In June 2016, the San Ramón Court held the hearing on the appeal filed by the Public Prosecutor's Office regarding the ruling issued in January 2012 for the planting of 160 cannabis plants for personal use in the attorney Mario Cerdas file.
This sentence freed the lawyer after 5 months of preventive detention, since the Public Ministry could not prove that the crop was for trafficking after numerous attempts of controlled purchases by the agents of the Judicial Investigation Agency (OIJ).
The sentence issued by the Chamber III, considers that the Public Ministry incurred a fault in the statement of the reason. That is, a failure in the motive has brought the case down:
"In the case under investigation, it is evident that the motive is incorrectly substantiated because, first of all, as it was seen, the sentences do not comply with any factual identity among themselves.
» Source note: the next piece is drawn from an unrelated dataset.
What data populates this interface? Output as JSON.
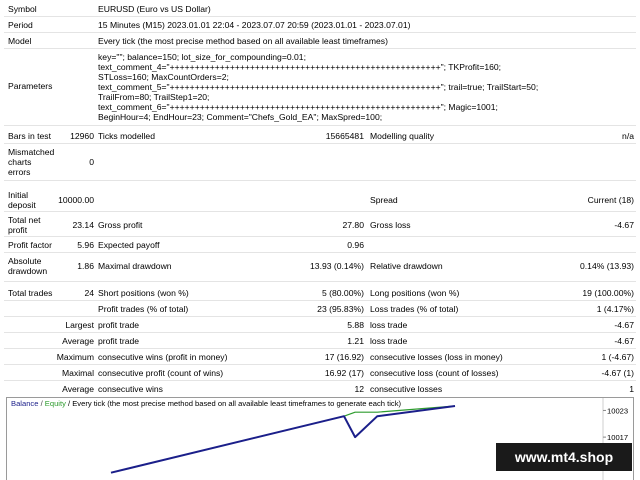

Although all deal with the issue of drug cultivation, the first of them refers to the principle of Lesividad in the behavior of cultivating substances of unauthorized use, and it was determined that there is an effective injury to the public health good when it is proven that these would be distributed to different people to any title (which is nothing more than the end of traffic) "
In other words, if there is no cash in a cannabis crop, planting equipment destined for traffic and no sale of any kind is made, it is not considered a crime, since there is no harm to public health.
"We received with great satisfaction this ruling because, since the prosecution began, the Public Defense made it clear that the courts and national jurisprudence had always demanded that any crime related to drugs, required that there be a purpose of trafficking, distribution or trade", affirmed Sebastián Mesén, public defender of Mario Cerdas.
In this way, the prosecution officially loses the battle against a citizen who was tried to charge for crimes not committed.
"We have to start with the consultations to the State, to see if they plan to regulate the self-cultivation because now it is free and users continue to be criminalized due to lack of regulation," said Ernesto Cortés, representative of the Costa Rican Association for Study and Intervention in Drugs (ACEID).